According to Inger Støjberg, political chairman for the liberal party (V) you should be assured that when in court the judge doesn’t have political or religious motives. So far so good, can’t disagree with that. But from here it starts getting iffy. First off, it is the Muslim head scarf that is under attack (no surprise there) and Vice chairman of the Danish People’s Party (DF) Peter Skaarup says he sees no problem with a judge wearing a cross, because apparently they count as jewellery and aren’t as visible as a head scarf (so if she was wearing a full body snow suit, could she claim the scarf as jewellery? Or that it isn’t visible, so therefore okay?). Again, I am not surprised, he is toeing the party line.
My problem is with the whole premise of the debate.
1) If you ban religious symbols you ban them all, otherwise you’re just being racist,
2) as the article also states you then alienate a large proportion of the population from a number of jobs, which basically means you create an elitist system favouring one part of the population and oppressing the rest.
3) It is implied in the suggestion that religious feelings reside in the offensive item itself. If a Muslim woman takes off her head scarf, do all her religious feelings and experiences disappear? I think not, if you make people remove their religious symbols you accomplish exactly nothing. No judge, policeman or social worker would suddenly be better at their job.

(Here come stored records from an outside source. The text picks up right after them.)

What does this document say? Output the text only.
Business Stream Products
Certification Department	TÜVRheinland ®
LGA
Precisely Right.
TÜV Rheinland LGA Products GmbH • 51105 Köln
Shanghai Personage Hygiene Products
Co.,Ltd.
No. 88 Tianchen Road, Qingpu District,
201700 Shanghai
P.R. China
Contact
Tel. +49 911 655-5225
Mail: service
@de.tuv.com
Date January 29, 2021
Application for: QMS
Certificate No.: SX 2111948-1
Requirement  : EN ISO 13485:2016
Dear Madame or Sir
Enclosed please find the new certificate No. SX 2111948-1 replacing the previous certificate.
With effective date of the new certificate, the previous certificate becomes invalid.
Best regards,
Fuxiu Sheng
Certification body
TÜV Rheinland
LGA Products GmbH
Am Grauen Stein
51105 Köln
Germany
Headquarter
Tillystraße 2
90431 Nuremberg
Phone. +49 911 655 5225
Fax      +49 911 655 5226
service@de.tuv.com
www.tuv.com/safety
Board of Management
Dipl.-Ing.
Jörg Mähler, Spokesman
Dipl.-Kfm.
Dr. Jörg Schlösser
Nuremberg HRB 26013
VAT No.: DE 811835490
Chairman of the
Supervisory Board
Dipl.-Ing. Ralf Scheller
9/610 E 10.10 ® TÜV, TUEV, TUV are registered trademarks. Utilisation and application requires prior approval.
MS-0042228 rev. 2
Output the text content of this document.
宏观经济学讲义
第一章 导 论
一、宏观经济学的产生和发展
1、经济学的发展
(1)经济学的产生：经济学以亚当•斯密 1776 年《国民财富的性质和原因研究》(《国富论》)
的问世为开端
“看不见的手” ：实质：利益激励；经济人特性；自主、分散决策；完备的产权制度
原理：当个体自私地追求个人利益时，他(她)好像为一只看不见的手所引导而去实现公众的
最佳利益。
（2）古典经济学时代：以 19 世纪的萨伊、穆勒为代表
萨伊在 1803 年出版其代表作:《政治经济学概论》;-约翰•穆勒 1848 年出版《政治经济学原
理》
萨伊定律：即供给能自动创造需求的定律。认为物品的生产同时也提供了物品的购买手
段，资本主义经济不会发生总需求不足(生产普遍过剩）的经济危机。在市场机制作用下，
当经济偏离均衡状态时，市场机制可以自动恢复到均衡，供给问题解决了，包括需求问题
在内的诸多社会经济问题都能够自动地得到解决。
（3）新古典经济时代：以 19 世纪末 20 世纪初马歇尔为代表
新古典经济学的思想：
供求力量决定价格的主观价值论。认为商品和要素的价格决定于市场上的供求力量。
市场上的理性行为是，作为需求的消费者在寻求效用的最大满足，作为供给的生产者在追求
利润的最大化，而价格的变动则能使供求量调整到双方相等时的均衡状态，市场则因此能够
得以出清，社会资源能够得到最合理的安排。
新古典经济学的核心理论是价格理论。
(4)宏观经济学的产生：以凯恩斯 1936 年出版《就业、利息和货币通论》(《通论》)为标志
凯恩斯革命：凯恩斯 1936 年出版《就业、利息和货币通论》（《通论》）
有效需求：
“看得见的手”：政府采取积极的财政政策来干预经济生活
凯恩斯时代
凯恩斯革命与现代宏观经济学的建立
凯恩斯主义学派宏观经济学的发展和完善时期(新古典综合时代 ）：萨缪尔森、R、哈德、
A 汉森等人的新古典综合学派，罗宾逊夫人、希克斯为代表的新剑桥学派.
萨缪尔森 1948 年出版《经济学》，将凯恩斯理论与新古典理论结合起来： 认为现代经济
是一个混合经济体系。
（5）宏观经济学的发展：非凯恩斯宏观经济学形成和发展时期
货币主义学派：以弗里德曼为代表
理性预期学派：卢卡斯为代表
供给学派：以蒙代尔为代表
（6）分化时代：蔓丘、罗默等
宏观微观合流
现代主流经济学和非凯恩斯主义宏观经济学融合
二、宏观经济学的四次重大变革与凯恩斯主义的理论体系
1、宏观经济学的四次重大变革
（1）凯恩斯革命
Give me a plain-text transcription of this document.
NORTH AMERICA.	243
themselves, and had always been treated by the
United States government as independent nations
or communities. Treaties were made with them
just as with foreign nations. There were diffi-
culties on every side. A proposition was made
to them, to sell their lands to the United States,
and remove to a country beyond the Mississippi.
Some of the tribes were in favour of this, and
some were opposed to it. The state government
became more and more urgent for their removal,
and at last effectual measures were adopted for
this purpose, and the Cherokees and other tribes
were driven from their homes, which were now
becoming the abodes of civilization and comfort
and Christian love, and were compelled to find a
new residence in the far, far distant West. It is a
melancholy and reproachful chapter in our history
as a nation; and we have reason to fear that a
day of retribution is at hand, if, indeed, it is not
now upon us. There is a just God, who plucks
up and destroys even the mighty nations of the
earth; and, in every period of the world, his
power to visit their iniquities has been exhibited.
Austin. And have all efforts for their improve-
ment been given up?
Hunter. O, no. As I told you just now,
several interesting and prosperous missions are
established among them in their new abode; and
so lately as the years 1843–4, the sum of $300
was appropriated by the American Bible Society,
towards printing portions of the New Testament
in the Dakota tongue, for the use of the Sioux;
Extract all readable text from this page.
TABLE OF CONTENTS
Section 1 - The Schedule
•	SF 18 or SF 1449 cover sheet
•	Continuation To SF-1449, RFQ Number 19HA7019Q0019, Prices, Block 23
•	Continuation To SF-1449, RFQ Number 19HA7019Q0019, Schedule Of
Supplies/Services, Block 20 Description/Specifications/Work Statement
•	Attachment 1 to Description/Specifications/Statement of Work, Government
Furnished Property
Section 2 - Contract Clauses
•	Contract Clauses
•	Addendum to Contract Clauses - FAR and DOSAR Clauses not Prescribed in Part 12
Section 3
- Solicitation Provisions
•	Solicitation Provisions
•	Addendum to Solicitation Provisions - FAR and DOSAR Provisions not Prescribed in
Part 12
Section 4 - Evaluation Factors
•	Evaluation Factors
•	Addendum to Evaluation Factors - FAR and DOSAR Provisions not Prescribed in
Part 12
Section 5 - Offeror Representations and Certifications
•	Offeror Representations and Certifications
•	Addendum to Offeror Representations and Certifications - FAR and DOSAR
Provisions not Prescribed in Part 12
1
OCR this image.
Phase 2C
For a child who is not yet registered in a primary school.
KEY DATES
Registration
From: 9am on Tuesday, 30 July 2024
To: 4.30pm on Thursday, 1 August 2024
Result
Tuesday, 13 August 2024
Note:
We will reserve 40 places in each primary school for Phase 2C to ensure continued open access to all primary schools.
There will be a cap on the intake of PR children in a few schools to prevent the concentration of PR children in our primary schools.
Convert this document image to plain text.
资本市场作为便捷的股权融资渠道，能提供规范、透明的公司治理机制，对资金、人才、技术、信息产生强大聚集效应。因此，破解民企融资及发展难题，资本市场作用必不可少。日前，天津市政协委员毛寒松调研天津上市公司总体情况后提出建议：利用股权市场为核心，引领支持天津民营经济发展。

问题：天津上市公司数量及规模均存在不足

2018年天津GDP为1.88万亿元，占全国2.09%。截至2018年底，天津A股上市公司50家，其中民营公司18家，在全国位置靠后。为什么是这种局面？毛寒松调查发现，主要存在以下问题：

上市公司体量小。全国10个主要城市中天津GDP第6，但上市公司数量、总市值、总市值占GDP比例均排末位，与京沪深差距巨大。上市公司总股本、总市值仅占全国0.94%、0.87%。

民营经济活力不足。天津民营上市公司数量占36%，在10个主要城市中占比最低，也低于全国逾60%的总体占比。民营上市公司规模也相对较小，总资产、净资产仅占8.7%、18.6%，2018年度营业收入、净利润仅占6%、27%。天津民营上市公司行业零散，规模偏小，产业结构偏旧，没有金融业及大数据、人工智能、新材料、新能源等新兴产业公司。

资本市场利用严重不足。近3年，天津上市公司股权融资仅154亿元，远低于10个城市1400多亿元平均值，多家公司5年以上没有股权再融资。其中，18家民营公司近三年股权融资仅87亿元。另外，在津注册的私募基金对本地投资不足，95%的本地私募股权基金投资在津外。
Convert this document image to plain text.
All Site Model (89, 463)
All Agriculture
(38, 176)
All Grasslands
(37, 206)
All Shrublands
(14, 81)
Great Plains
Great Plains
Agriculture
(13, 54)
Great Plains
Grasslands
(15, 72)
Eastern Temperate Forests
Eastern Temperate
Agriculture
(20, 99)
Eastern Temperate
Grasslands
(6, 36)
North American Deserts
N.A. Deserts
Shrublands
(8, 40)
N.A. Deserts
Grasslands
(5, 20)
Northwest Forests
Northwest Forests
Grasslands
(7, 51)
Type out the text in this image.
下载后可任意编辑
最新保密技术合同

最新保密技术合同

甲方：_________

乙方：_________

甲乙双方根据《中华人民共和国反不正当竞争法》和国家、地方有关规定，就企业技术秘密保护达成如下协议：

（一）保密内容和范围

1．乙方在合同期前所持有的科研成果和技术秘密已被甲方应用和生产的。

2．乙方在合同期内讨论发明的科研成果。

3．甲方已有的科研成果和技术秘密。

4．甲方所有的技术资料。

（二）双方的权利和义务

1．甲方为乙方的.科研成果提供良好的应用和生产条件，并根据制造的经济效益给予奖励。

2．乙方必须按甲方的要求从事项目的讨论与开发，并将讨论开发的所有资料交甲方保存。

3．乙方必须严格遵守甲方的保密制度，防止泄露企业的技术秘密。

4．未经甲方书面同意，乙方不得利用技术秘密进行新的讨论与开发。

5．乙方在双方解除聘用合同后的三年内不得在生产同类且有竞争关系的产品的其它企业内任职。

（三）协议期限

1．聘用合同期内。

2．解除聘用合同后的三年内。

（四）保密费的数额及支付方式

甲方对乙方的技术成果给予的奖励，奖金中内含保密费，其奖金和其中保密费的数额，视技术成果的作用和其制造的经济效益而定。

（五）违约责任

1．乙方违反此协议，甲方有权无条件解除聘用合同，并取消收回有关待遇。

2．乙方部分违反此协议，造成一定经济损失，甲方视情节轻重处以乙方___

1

4) It is further implied that people wearing religious symbols are unable to separate their religious feelings from their dealings with others. I am sure that is true, but that goes for us ALL. None of us can claim to be able to shed our cultural background at the touch of a button and suddenly become paragons of balanced objectivity (whatever that might be). It doesn’t work that way. And in case you didn’t know it we have a state religion in Denmark and that is visible in every aspect of society, so banning the symbols doesn’t make a blind bit of difference.
There are a few sane voices being heard too, which gladdens me. Chairman of the organisation of judges states that the courts should reflect the mix of people in society. By banning all the religious symbols you can’t actually be guaranteed to be judged by a jury of your peers.
It is time to stop this stupid persecution of Muslims in particular and religion in general. As long as people competently do their jobs as required by the law, I don’t care what religion or political grouping they claim allegiance to. If we want a society that functions we have to be inclusive, not exclusive.